A few posts ago we talked about the NuVinci continuously variable transmission during our series on gas mileage technologies. The NuVinci design is an innovative type of continuously variable transmission that has not yet been used by a major automaker. However, there are other types of conventional continuously variable transmissions that have been used in cars. These are conventional in comparison with the NuVinci, but advanced compared to the common manual or automatic transmissions in almost all of our cars.
Everyday transmissions adjust the ratio between the rotational speed or RPM of the engine and the wheels by choosing from four or five fixed metal gears. Current continuously variable transmissions use a pair of variable diameter pulleys instead of the gears. Each pulley is formed out of two cones with their tips or apexes pointing towards each other. These cones can move closer together or farther apart. A hydraulic or spring system is used to control the spacing between the cones.
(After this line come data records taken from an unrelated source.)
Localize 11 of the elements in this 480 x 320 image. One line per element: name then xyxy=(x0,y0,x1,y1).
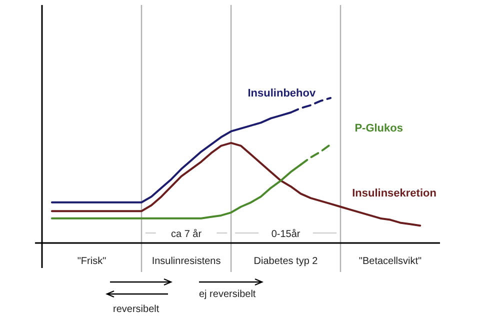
text: "Frisk" xyxy=(77,256,107,267)
text: "Betacellsvikt" xyxy=(358,256,422,267)
series-label: Insulinsekretion xyxy=(352,188,437,200)
text: reversibelt xyxy=(113,304,160,315)
text: P-Glukos xyxy=(354,122,403,135)
text: Diabetes typ 2 xyxy=(254,256,318,267)
text: Insulinresistens xyxy=(152,256,221,267)
series-label: Insulinbehov xyxy=(248,88,316,100)
annotation: 0-15år xyxy=(271,228,301,240)
text: ej reversibelt xyxy=(199,289,256,300)
annotation: ca 7 år xyxy=(170,228,202,240)
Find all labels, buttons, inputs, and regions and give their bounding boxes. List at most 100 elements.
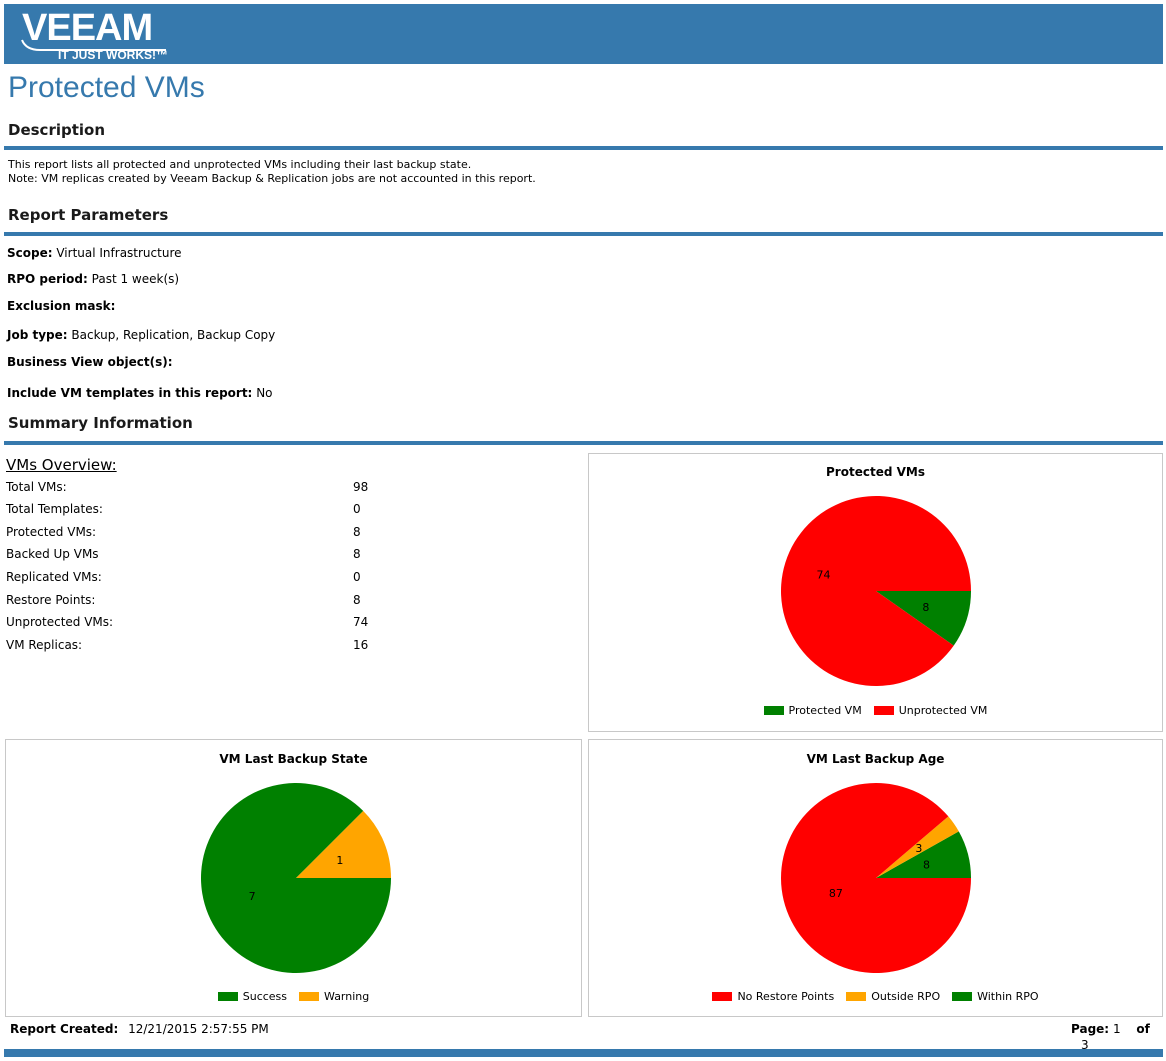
parameters-divider (4, 232, 1163, 236)
legend-label: Protected VM (788, 704, 862, 717)
legend-item: Warning (299, 990, 369, 1004)
param-label: Job type: (7, 328, 68, 342)
pie-data-label: 3 (915, 842, 922, 855)
legend-swatch (846, 991, 867, 1001)
page-total: 3 (1081, 1038, 1089, 1052)
overview-label: Restore Points: (6, 593, 96, 607)
pie-slice-outside-rpo (876, 816, 959, 878)
legend-swatch (763, 705, 784, 715)
overview-label: Backed Up VMs (6, 547, 99, 561)
description-line: This report lists all protected and unpr… (8, 158, 472, 171)
logo-swoosh-icon (21, 39, 166, 51)
overview-label: VM Replicas: (6, 638, 83, 652)
pie-slice-success (201, 783, 391, 973)
legend-item: Protected VM (763, 704, 862, 718)
param-value: Past 1 week(s) (91, 272, 180, 286)
param-value: Virtual Infrastructure (56, 246, 182, 260)
pie-data-label: 8 (922, 601, 929, 614)
overview-value: 16 (353, 638, 369, 652)
overview-label: Total VMs: (6, 480, 67, 494)
overview-label: Total Templates: (6, 502, 103, 516)
backup-age-pie-chart: 83 87 (781, 783, 971, 973)
vms-overview-title: VMs Overview: (6, 456, 117, 474)
legend-item: No Restore Points (712, 990, 834, 1004)
pie-data-label: 74 (816, 568, 830, 581)
report-created: Report Created: 12/21/2015 2:57:55 PM (10, 1021, 269, 1037)
page-current: 1 (1112, 1022, 1121, 1036)
header-banner: VEEAM IT JUST WORKS!™ (4, 4, 1163, 64)
page-indicator: Page: 1 of 3 (1071, 1021, 1166, 1053)
chart-title: VM Last Backup Age (806, 752, 945, 766)
param-exclusion-mask: Exclusion mask: (7, 298, 115, 314)
pie-slice-warning (296, 810, 391, 878)
pie-data-label: 8 (923, 859, 930, 872)
overview-value: 8 (353, 547, 361, 561)
param-label: Exclusion mask: (7, 299, 116, 313)
pie-slice-protected-vm (876, 591, 971, 646)
page-of-label: of (1136, 1022, 1150, 1036)
logo-wordmark: VEEAM (22, 7, 153, 49)
pie-slice-unprotected-vm (781, 496, 971, 686)
overview-value: 0 (353, 570, 361, 584)
overview-label: Unprotected VMs: (6, 615, 114, 629)
protected-vms-chart-panel: Protected VMs 8 74 Protected VM Unprotecte… (588, 453, 1163, 732)
legend-swatch (952, 991, 973, 1001)
page-label: Page: (1071, 1022, 1110, 1036)
overview-value: 8 (353, 525, 361, 539)
legend-label: Success (242, 990, 288, 1003)
legend-swatch (299, 991, 320, 1001)
legend-label: Unprotected VM (898, 704, 988, 717)
overview-label: Protected VMs: (6, 525, 97, 539)
param-label: Include VM templates in this report: (7, 386, 253, 400)
pie-slice-within-rpo (876, 831, 971, 878)
param-value: No (256, 386, 273, 400)
chart-legend: Protected VM Unprotected VM (589, 704, 1162, 718)
legend-swatch (712, 991, 733, 1001)
chart-legend: Success Warning (6, 990, 581, 1004)
overview-label: Replicated VMs: (6, 570, 102, 584)
param-include-templates: Include VM templates in this report: No (7, 385, 273, 401)
protected-vms-pie-chart: 8 74 (781, 496, 971, 686)
legend-label: No Restore Points (737, 990, 835, 1003)
param-scope: Scope: Virtual Infrastructure (7, 245, 182, 261)
chart-title: Protected VMs (826, 465, 925, 479)
param-business-view: Business View object(s): (7, 354, 173, 370)
description-line: Note: VM replicas created by Veeam Backu… (8, 172, 536, 185)
chart-legend: No Restore Points Outside RPO Within RPO (589, 990, 1162, 1004)
pie-data-label: 1 (336, 854, 343, 867)
legend-item: Within RPO (952, 990, 1039, 1004)
overview-value: 74 (353, 615, 369, 629)
footer-bar (4, 1049, 1163, 1057)
pie-slice-no-restore-points (781, 783, 971, 973)
overview-value: 8 (353, 593, 361, 607)
legend-item: Success (217, 990, 288, 1004)
description-text: This report lists all protected and unpr… (8, 158, 536, 186)
param-label: RPO period: (7, 272, 88, 286)
param-value: Backup, Replication, Backup Copy (71, 328, 276, 342)
veeam-logo: VEEAM IT JUST WORKS!™ (20, 8, 170, 66)
param-label: Business View object(s): (7, 355, 173, 369)
report-created-value: 12/21/2015 2:57:55 PM (128, 1022, 269, 1036)
pie-data-label: 7 (249, 890, 256, 903)
summary-divider (4, 441, 1163, 445)
summary-heading: Summary Information (8, 414, 193, 432)
logo-tagline: IT JUST WORKS!™ (58, 48, 168, 62)
chart-title: VM Last Backup State (219, 752, 368, 766)
legend-label: Within RPO (977, 990, 1039, 1003)
overview-value: 0 (353, 502, 361, 516)
param-job-type: Job type: Backup, Replication, Backup Co… (7, 327, 275, 343)
param-rpo-period: RPO period: Past 1 week(s) (7, 271, 179, 287)
backup-state-pie-chart: 17 (201, 783, 391, 973)
description-heading: Description (8, 121, 106, 139)
legend-label: Warning (324, 990, 370, 1003)
pie-data-label: 87 (829, 887, 843, 900)
legend-label: Outside RPO (871, 990, 941, 1003)
page-title: Protected VMs (8, 71, 205, 104)
legend-item: Unprotected VM (873, 704, 988, 718)
legend-swatch (217, 991, 238, 1001)
legend-swatch (873, 705, 894, 715)
param-label: Scope: (7, 246, 53, 260)
backup-age-chart-panel: VM Last Backup Age 8 3 87 No Restore Point… (588, 739, 1163, 1017)
report-created-label: Report Created: (10, 1022, 119, 1036)
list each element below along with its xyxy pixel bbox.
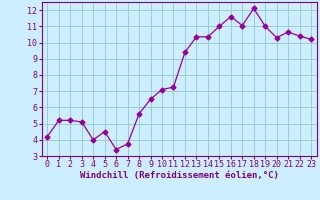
X-axis label: Windchill (Refroidissement éolien,°C): Windchill (Refroidissement éolien,°C) [80,171,279,180]
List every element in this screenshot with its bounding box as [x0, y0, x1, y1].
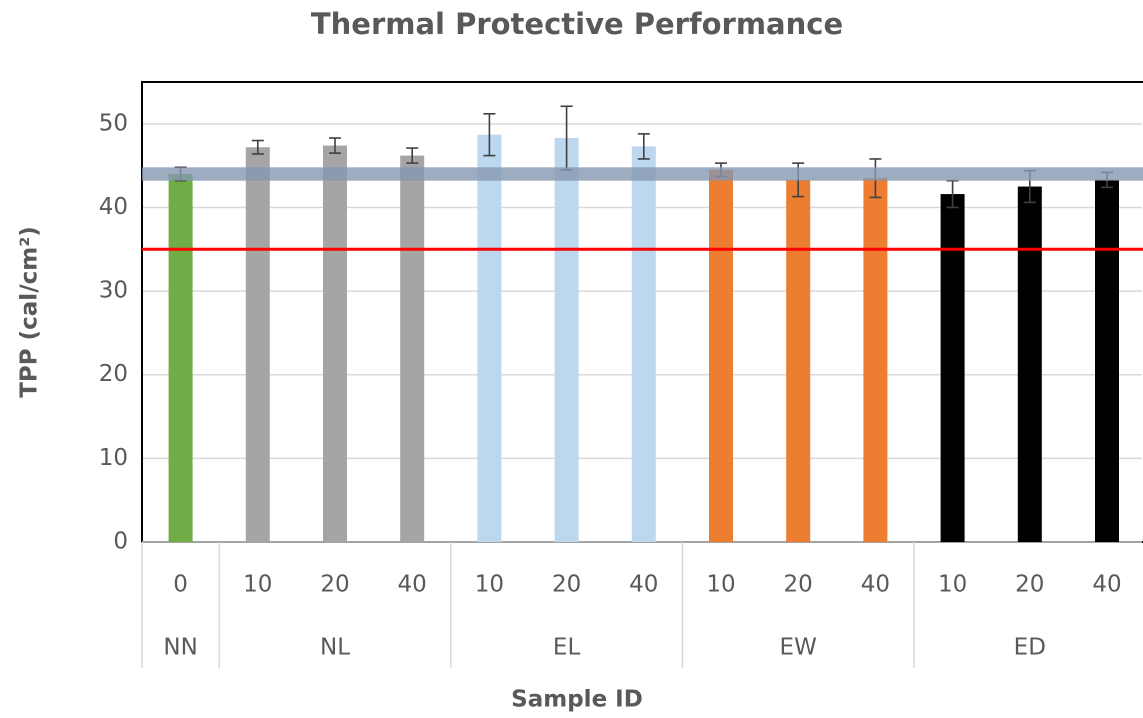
- x-tick-label: 40: [1092, 572, 1121, 598]
- bar: [245, 147, 270, 542]
- y-axis-title: TPP (cal/cm²): [17, 226, 43, 398]
- reference-band: [142, 167, 1143, 181]
- bar: [1095, 179, 1119, 542]
- group-label: NN: [163, 635, 197, 661]
- group-label: ED: [1014, 635, 1046, 661]
- bar: [554, 138, 579, 542]
- bar: [1017, 186, 1042, 542]
- bar: [709, 169, 733, 542]
- bar: [168, 174, 193, 542]
- x-tick-label: 20: [320, 572, 349, 598]
- bar: [863, 178, 888, 542]
- y-tick-label: 10: [99, 445, 128, 471]
- y-tick-label: 30: [99, 278, 128, 304]
- y-tick-label: 0: [113, 529, 128, 555]
- x-tick-label: 10: [938, 572, 967, 598]
- x-tick-label: 40: [629, 572, 658, 598]
- group-label: NL: [320, 635, 350, 661]
- x-tick-label: 10: [475, 572, 504, 598]
- x-tick-label: 20: [552, 572, 581, 598]
- y-tick-label: 40: [99, 194, 128, 220]
- x-tick-label: 20: [784, 572, 813, 598]
- chart-title: Thermal Protective Performance: [311, 7, 843, 41]
- x-tick-label: 40: [398, 572, 427, 598]
- bar: [631, 146, 656, 542]
- bar: [786, 179, 811, 542]
- group-label: EL: [553, 635, 581, 661]
- group-label: EW: [780, 635, 817, 661]
- x-tick-label: 10: [706, 572, 735, 598]
- bar: [323, 145, 347, 542]
- y-tick-label: 50: [99, 110, 128, 136]
- bar: [400, 155, 425, 542]
- bar: [940, 194, 965, 542]
- x-axis-title: Sample ID: [511, 687, 643, 713]
- bar: [477, 134, 502, 542]
- x-tick-label: 0: [173, 572, 188, 598]
- y-tick-label: 20: [99, 361, 128, 387]
- x-tick-label: 20: [1015, 572, 1044, 598]
- x-tick-label: 40: [861, 572, 890, 598]
- x-tick-label: 10: [243, 572, 272, 598]
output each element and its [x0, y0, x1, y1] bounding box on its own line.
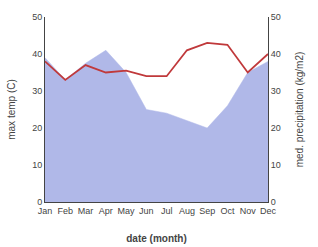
svg-text:50: 50: [271, 12, 281, 22]
svg-text:date (month): date (month): [126, 233, 187, 244]
svg-text:Mar: Mar: [78, 206, 94, 216]
svg-text:40: 40: [271, 49, 281, 59]
svg-text:50: 50: [32, 12, 42, 22]
svg-text:40: 40: [32, 49, 42, 59]
svg-text:20: 20: [271, 123, 281, 133]
svg-text:Nov: Nov: [240, 206, 257, 216]
svg-text:20: 20: [32, 123, 42, 133]
svg-text:Jan: Jan: [38, 206, 53, 216]
svg-text:Sep: Sep: [199, 206, 215, 216]
svg-text:30: 30: [271, 86, 281, 96]
svg-text:30: 30: [32, 86, 42, 96]
svg-text:Apr: Apr: [99, 206, 113, 216]
svg-text:10: 10: [32, 160, 42, 170]
svg-text:Jul: Jul: [161, 206, 173, 216]
svg-text:May: May: [118, 206, 136, 216]
svg-text:med. precipitation (kg/m2): med. precipitation (kg/m2): [294, 52, 305, 168]
svg-text:0: 0: [271, 197, 276, 207]
svg-text:10: 10: [271, 160, 281, 170]
svg-text:max temp (C): max temp (C): [6, 79, 17, 140]
svg-text:Aug: Aug: [179, 206, 195, 216]
svg-text:Jun: Jun: [139, 206, 154, 216]
svg-text:0: 0: [37, 197, 42, 207]
svg-text:Dec: Dec: [260, 206, 277, 216]
svg-text:Oct: Oct: [220, 206, 235, 216]
svg-text:Feb: Feb: [58, 206, 74, 216]
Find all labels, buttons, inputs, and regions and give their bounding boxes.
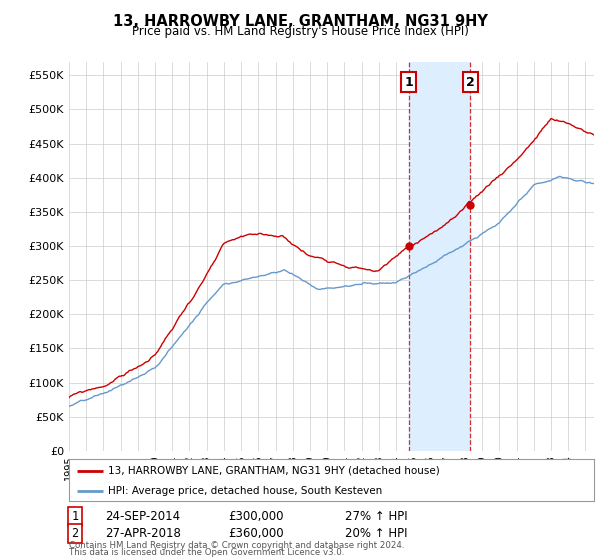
Text: 20% ↑ HPI: 20% ↑ HPI — [345, 527, 407, 540]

A belt runs between the pulleys, fitting in the groove between the two cones. Older designs used rubber belts that were shaped like a V to better contact the sides of the cones. Now with newer metal alloys there are metal belts. The metal belts are stronger and allow for transmissions that can support much higher torques. The idea is that as the cones move farther apart, the belt can slip farther down between them and get closer to the pulley axis. The lower down the groove the belt is the smaller the effective diameter of the pulley.
It is necessary to have variable diameter pulleys in pairs. If one pulley pushed the cones closer together forcing the belt up the groove and increasing the belt diameter the belt would have to stretch if the other pulley did not simultaneously decrease its diameter the same amount. One pulley of the pair is connected to the engine crankshaft and the other to the vehicle driveshaft. As they change their diameters in lockstep the ratio of crankshaft diameter to driveshaft diameter can vary continuously. The ratio of these diameters is in inverse proportion to the ratio of their rotational speeds or RPM. If for example the largest diameter (when the cones are close together) is double the smallest diameter (when the cones are far apart) then the output (driveshaft) RPM can vary continuously between one half the input (crankshaft) RPM and double the input RPM.
The result is better gas mileage due to two main factors. One is the fact that the engine can run closer to its most efficient RPM more of the time. The second is that the transmission is very simple so the losses due to friction within the mechanisms are reduced. These factors give a 6% increase in fuel economy.